Local News
5:07 pm
Fri September 20, 2013

Duke's Most Efficient Plant Not Efficient Enough For EPA Rule

Duke’s Edwardsport plant in Indiana is a “coal gasification” plant, meaning the coal gets turned into a gas and some of the pollutants get filtered out, before moving into the turbine.  Company spokesman Chad Eaton says it is the most efficient coal plant in the country, since opening this summer. But, even it would surpass the limit the EPA announced today on the amount of emissions new coal power plants will be able to release.

An infographic of the Edwardsport plant's coal gasification process. Duke calls the Edwardsport plant one of the most efficient in the world, but it still emits carbon at a level that exceeds the new EPA rule.
An infographic of the Edwardsport plant's coal gasification process. Duke calls the Edwardsport plant one of the most efficient in the world, but it still emits carbon at a level that exceeds the new EPA rule.
Credit Duke Energy

  The EPA will cap coal emissions at 1100 pounds of carbon dioxide per megawatt hour (lbs/MWh), about a third less than the 1,500 lbs/MWh the newest plants emit, according to the World Coal Association.

“We don’t believe that technology commercially exists right now,” says Chad Eaton, a Duke Energy spokesman.

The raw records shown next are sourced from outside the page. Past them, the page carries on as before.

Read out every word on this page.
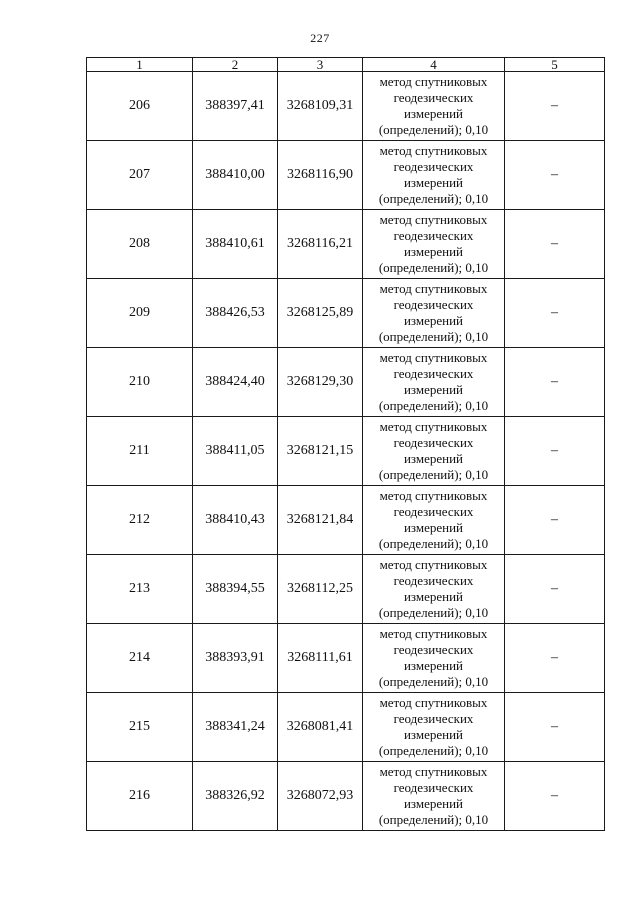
227
1	2	3	4	5
206	388397,41	3268109,31	метод спутниковых геодезических измерений (определений); 0,10	–
207	388410,00	3268116,90	метод спутниковых геодезических измерений (определений); 0,10	–
208	388410,61	3268116,21	метод спутниковых геодезических измерений (определений); 0,10	–
209	388426,53	3268125,89	метод спутниковых геодезических измерений (определений); 0,10	–
210	388424,40	3268129,30	метод спутниковых геодезических измерений (определений); 0,10	–
211	388411,05	3268121,15	метод спутниковых геодезических измерений (определений); 0,10	–
212	388410,43	3268121,84	метод спутниковых геодезических измерений (определений); 0,10	–
213	388394,55	3268112,25	метод спутниковых геодезических измерений (определений); 0,10	–
214	388393,91	3268111,61	метод спутниковых геодезических измерений (определений); 0,10	–
215	388341,24	3268081,41	метод спутниковых геодезических измерений (определений); 0,10	–
216	388326,92	3268072,93	метод спутниковых геодезических измерений (определений); 0,10	–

Eaton says companies would have to develop new technology to capture and store carbon. Some companies have begun research and development on carbon capture for coal plants, but no coal plants have actually installed the technology. Duke built the Edwardsport plant with the capability to install it later.

Duke also has no current plans for new coal plants, but it and other power companies are basically arguing the new EOA rule removes them from future discussion. And, they argue, that will create a problem down the line for a nation that relies on coal more than any other fuel source.

“We’ve got to maintain the diverse fuel mix, and coal has to big part of that fuel mix going forward,” says Eaton. “That’s essential for the country, and it’s essential for us from an affordability standpoint and a reliability standpoint.”

Coal is the highest emitting fossil fuel and it’s the world’s single biggest source of carbon pollution. The EPA estimates it accounted for about 45 percent of total carbon emissions in 2010.